The rate of cigarette smoking has dropped precipitously since the American Cancer Society first took The Great American Smokeout nationwide in 1977. The 46th year of the observance will be celebrated on November 16th.
Still, an estimated 34 million Americans continue to smoke today (14 percent of adults – from a high of 42 percent in 1965). Smoking remains the single largest preventable cause of death and illness in the world – responsible for about 1 in 5 deaths.
“Smoking cigarettes affects virtually every organ of the body, and greatly raises the risk of mortality,” said Dr. Daren Wu, Chief Medical Officer at Open Door Family Medical Center. “Tobacco use is still the #1 modifiable risk factor leading to premature death. More than 300,000 Americans die from smoking-related factors each year. Smoking not only raises the risk of all cardiac and lung diseases, but it also strongly contributes to almost every type of cancer.”
Dr. Wu said that Open Door takes its dangers so seriously that it includes questions about smoking in its daily pre-visit planning process, which its clinical care teams also use for determining which patients need better chronic disease management (along with high blood pressure scores for hypertensives at their last visit or elevated sugar levels for diabetics) and preventive care measures. “When patients screen positive for smoking or vaping, we engage them in a discussion on the risks and the availability of resources and treatments to help them quit, often prescribing quit medications right then and there.”
This may include nicotine replacement products like gum or the patch, or medications like Zyban (generic bupropion) or Chantix (generic varenicline).
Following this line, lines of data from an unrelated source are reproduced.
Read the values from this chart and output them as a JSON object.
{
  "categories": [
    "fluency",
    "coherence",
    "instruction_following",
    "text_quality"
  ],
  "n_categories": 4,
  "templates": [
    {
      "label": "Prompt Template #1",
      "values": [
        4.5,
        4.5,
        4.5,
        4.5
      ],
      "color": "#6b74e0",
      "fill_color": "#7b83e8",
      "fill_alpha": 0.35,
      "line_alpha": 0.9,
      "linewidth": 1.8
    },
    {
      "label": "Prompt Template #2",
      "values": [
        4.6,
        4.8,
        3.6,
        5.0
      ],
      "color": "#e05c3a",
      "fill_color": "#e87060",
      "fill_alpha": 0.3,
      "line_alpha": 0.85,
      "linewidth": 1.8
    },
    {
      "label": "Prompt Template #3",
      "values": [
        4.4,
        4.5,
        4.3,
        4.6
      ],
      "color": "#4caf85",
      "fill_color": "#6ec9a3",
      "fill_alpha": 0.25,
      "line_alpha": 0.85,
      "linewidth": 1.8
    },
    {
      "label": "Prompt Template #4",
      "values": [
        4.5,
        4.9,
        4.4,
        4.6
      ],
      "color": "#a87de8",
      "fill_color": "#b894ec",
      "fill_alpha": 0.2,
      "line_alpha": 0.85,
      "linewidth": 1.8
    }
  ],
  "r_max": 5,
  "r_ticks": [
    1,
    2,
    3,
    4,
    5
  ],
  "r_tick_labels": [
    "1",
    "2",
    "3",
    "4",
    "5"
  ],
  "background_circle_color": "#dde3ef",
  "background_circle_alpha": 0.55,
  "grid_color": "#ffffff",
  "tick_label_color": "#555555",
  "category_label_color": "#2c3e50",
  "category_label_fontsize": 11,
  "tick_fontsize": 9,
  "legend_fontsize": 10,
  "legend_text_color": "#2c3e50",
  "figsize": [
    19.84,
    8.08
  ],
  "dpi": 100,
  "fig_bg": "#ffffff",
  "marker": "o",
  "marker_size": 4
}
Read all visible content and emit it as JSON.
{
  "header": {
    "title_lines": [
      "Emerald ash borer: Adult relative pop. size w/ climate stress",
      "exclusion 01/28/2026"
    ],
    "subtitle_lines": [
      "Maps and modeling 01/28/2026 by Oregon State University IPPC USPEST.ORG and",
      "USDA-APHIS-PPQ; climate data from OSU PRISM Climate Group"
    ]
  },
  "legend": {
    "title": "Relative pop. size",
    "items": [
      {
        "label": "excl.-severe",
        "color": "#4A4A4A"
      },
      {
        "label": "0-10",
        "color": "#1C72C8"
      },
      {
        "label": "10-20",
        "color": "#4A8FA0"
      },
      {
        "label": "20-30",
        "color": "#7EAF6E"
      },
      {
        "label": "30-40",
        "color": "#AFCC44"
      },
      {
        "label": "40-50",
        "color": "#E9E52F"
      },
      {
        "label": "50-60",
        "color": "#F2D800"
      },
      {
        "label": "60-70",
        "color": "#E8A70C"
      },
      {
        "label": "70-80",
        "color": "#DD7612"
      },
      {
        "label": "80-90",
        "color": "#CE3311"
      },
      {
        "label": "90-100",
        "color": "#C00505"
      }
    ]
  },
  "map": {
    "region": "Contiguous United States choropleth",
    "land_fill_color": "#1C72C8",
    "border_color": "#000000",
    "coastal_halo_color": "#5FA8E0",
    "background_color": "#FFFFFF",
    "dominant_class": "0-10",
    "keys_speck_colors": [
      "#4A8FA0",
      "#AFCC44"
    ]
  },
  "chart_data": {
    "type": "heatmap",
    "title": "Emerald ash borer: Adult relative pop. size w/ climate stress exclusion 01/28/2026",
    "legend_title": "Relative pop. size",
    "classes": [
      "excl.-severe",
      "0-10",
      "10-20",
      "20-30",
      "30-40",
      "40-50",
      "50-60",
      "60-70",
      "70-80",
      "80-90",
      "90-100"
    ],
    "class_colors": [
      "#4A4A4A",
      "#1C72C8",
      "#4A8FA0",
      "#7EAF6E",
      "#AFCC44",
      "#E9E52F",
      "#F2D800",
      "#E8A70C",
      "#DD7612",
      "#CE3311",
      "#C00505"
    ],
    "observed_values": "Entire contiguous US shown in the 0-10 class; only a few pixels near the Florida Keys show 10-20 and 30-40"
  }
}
Participation in tobacco cessation programs run by Open Door’s Behavioral Health team is strongly encouraged.
“We have found so many patients who are resistant to reducing or stopping smoking year after year, visit after visit, at some point come in and say something like ‘You know, I’m finally going to do it. I want to stop, please help me.’ Having clinicians expressing concerns for their patients’ health and incessantly reminding patients on the importance of reducing self-harm through smoking – or vaping, or drinking, or drugs – really works!”
Vaping, said Dr. Wu, is also a serious concern, one that is associated with a new form of lung damage called “e-cigarette or vaping product associated lung injury,” or EVALI. “EVALI causes permanent lung damage. One young man I took care of used to play high school football, and now has permanent lung damage from vaping. He would have died, in fact, were it not for the care he received in the ICU, and now will never have the lung capacity or physical conditioning to play any competitive sport or even keep it up recreationally.”
Passive smoking, or exposure to second hand smoke, is also a dangerous byproduct of smoking, he said. “Statistics show that being exposed long-term to second hand smoke, such as when a parent or grandparent in the house smokes, raises the risk of cardiac mortality and morbidity, as well as strokes, by up to 30 percent. That’s even if the recipient never smoked. Second hand smoke kills.”
The Great American Smokeout, said Dr. Wu, casts a spotlight on the continued importance of the dangers of smoking – even for those who are not prepared to quit cold turkey.
“It’s very hard for people to completely stop smoking,” he said. “Yet, any reduction, such as from a pack a day to 15 cigarettes per day, is very impactful. From there, one can more easily make the transition to smoking 10 or 12 a day, and so on. For those who cannot stop completely, any reduction is good. It’s just like the person who needs to lose 30 pounds and loses 10 or 15 and sustains that, even if they never get to lose the entire 30 pounds to reach their ideal weight. It’s all progress as far as the concept of ‘harm reduction’ is concerned and therefore something that needs to be celebrated.”